Optimizing CoFe₂O₄ coatings on nickel foam via Aerosol-Assisted CVD for superior electrochemical oxygen evolution Catalysis

The slow pace of the oxygen evolution reaction (OER) presents a major challenge for producing renewable hydrogen energy via electrocatalytic water splitting. To overcome this issue, it is essential to develop high-performing, non-precious metal-based electrocatalysts that improve OER efficiency and advance water electrolysis technology. This study investigates the OER activity of CoFe₂O₄ thin-film electrocatalysts deposited on nickel foam (NF) using an aerosol-assisted chemical vapor deposition method.
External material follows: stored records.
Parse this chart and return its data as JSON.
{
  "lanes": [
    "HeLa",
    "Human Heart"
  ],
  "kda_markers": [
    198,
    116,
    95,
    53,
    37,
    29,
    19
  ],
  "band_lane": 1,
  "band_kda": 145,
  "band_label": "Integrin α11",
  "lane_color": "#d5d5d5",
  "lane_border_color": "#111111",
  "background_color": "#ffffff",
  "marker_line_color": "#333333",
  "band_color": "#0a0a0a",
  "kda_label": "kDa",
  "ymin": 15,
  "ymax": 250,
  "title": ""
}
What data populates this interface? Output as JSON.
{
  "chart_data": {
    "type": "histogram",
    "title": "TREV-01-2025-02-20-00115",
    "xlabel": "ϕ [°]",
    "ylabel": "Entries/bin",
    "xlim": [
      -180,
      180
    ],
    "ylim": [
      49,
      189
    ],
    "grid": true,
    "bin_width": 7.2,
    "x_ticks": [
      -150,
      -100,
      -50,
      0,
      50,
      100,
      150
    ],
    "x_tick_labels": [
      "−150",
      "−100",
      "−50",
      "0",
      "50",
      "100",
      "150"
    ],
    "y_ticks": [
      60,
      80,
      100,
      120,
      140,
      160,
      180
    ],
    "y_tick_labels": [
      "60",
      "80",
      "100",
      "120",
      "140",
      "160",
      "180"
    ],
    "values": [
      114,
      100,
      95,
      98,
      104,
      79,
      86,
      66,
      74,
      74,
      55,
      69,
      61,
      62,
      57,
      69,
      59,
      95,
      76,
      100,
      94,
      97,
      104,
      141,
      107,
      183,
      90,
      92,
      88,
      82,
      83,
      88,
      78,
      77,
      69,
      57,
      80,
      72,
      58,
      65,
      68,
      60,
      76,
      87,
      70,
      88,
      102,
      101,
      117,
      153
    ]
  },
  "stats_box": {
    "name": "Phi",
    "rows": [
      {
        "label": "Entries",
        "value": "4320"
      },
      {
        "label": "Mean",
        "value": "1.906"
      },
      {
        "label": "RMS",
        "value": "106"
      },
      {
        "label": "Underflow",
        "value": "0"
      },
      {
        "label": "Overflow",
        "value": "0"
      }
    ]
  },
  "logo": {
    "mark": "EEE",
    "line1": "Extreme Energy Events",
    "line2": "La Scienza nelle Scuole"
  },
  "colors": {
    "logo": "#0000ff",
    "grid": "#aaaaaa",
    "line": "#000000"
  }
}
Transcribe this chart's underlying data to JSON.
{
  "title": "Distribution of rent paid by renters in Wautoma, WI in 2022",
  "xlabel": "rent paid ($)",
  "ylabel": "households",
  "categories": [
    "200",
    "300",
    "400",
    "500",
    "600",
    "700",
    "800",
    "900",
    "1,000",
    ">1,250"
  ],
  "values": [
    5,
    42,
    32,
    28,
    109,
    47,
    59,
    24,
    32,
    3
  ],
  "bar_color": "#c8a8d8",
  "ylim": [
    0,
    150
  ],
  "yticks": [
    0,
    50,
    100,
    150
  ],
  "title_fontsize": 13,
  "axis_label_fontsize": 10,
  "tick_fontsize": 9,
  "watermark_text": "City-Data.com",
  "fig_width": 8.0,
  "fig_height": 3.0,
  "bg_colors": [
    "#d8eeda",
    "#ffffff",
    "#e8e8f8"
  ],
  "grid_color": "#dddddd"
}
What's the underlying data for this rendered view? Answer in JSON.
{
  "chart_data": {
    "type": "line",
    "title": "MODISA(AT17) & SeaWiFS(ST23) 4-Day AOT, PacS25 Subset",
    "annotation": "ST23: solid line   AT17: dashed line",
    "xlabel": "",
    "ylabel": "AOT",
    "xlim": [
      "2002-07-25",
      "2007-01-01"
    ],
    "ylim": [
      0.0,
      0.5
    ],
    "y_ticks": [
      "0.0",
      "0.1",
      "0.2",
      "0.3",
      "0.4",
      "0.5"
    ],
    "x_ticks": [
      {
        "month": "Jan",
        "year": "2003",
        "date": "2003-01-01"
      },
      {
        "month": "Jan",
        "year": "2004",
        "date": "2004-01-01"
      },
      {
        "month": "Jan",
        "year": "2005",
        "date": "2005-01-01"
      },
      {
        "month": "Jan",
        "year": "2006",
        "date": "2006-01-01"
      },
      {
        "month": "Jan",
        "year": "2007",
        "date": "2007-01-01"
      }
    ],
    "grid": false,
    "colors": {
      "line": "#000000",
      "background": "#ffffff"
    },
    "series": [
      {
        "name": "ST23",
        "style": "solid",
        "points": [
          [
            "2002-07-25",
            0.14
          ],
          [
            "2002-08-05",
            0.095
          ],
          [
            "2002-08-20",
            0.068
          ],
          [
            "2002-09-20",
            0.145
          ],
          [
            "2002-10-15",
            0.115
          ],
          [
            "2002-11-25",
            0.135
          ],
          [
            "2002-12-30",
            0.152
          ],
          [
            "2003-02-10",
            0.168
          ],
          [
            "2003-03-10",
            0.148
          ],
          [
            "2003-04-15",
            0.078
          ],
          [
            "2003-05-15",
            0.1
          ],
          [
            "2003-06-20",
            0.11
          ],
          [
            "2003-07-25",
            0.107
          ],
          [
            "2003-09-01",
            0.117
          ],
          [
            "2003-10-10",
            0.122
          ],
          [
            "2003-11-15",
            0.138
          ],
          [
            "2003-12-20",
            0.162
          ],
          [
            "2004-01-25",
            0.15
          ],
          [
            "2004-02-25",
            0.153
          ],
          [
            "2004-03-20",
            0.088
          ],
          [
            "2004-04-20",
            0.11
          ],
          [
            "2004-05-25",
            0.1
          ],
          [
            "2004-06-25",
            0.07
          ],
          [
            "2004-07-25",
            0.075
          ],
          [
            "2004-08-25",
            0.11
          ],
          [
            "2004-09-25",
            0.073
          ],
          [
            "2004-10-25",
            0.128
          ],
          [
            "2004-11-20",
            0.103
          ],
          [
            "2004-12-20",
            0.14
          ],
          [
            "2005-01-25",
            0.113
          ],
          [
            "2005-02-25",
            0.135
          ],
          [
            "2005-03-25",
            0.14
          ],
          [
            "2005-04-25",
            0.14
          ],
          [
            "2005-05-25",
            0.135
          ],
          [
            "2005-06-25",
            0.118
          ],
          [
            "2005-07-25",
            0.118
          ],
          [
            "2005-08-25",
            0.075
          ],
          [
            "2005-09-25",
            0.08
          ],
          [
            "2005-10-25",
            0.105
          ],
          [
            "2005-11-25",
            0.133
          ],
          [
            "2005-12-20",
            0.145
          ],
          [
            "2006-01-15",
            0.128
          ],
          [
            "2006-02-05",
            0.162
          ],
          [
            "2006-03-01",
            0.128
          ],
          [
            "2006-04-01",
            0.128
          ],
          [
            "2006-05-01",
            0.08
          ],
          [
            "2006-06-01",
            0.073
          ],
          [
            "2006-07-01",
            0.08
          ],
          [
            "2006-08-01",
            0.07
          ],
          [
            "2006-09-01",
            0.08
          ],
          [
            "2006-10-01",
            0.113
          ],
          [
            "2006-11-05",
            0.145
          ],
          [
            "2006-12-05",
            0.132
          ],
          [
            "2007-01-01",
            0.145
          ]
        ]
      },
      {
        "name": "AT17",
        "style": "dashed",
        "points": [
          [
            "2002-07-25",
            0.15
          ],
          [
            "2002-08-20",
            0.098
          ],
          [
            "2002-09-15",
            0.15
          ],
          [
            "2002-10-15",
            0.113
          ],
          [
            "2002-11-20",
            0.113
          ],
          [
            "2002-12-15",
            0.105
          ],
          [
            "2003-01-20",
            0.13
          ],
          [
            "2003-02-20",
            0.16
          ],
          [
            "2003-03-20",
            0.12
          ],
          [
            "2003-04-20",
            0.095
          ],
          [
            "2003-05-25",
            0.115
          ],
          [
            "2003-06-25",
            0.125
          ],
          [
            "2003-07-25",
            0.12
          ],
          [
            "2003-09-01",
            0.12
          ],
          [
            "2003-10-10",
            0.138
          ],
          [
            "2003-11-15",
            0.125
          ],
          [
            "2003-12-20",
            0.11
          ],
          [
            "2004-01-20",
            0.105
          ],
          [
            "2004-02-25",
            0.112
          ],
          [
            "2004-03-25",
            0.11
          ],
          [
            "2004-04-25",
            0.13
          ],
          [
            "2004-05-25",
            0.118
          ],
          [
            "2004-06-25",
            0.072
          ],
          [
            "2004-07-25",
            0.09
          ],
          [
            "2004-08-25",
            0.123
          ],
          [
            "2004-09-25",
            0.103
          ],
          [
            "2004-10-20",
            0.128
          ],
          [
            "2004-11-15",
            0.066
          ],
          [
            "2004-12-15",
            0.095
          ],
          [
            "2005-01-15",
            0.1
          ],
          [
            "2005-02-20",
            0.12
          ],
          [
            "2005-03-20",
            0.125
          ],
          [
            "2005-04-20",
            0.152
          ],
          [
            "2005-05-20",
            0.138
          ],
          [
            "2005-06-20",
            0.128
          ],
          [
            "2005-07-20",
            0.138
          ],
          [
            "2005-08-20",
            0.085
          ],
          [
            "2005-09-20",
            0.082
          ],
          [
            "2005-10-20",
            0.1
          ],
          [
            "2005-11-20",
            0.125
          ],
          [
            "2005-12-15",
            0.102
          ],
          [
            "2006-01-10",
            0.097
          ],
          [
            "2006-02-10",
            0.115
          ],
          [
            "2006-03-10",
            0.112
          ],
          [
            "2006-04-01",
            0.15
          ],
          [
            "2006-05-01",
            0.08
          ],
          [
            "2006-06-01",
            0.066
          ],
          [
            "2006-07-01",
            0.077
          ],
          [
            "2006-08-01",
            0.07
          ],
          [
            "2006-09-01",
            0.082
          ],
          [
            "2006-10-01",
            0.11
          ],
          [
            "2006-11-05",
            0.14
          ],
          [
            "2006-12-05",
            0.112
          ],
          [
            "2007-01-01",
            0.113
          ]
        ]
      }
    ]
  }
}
The catalyst coatings, CoFe₂O₄@NF, were prepared for 30, 60, and 120 min to optimize mass loading, surface morphology, and catalytic active sites, enhancing OER performance in 1 M KOH. The 30-minute catalyst demonstrated an impressive current density of 1 A cm^–2 at a relatively low potential of 1.62 V (vs. RHE), attributed to the enhanced electrical conductivity provided by the uniform nanospherical CoFe₂O₄ layer supported on the NF scaffold, as evidenced by a low Tafel slope of 50.2 mV dec^–1. Additionally, the strong interaction of the catalyst layer with NF ensures excellent long-term stability, with the OER performance maintained for up to 24 h. These findings indicate that the CoFe₂O₄@NF catalysts developed in this study offer a promising, cost-effective alternative to noble metal catalysts for generating affordable and clean energy in water-splitting devices.